Third parties have no access to the filing; however, the decision of the AMCU on a merger clearance may be appealed to the commercial court by third parties if the decision violates their rights.

viii Resolution of authorities' competition concerns, appeals and judicial review

The AMCU's decisions can be challenged in commercial courts. The relevant statement of claim indicating the grounds for the AMCU's decision invalidation should be filed with a commercial court within two months of the decision receipt.

Courts' decisions may be further appealed to the competent appellate instance within a 20-day period. Further, if the appeal is unsuccessful, the claimant may go to the higher cassation court – the Supreme Court of Ukraine (the cassation commercial court).

In most cases, the court denies business entities' appeals to invalidate the decision of the AMCU on violation of antitrust law. The court considers the AMCU to be authorised in the detection of violation in the business entity's actions.
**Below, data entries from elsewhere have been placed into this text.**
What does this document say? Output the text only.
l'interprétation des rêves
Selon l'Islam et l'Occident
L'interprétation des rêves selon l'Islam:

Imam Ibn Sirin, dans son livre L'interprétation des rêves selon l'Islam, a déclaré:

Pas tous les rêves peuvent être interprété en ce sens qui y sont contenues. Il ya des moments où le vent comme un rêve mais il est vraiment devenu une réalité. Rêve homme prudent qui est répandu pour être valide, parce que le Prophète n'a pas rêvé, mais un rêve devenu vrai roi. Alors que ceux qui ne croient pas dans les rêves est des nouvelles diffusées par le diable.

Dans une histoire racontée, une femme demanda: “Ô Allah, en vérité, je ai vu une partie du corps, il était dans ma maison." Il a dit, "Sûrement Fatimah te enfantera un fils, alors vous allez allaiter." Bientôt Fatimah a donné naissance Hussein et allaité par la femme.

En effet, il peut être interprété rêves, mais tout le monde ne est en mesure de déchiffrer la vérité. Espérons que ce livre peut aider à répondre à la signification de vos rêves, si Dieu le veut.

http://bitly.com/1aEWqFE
ix Effect of regulatory review

If the AMCU prohibits a concentration, the CMU may still grant a clearance if its positive effects for the public interest outweigh the negative impact of the competition restriction, unless that restriction is not necessary for achieving the purpose of the concentration or jeopardises the market economy system. If an AMCU decision is appealed to the CMU, the latter creates a special commission, which includes a number of independent experts from different industries and authorities as well as the AMCU's senior officers.

The commission analyses the positive and negative effects of implementing the concentration using the same substantive test employed by the AMCU. The CMU then prohibits or approves the reviewed concentration.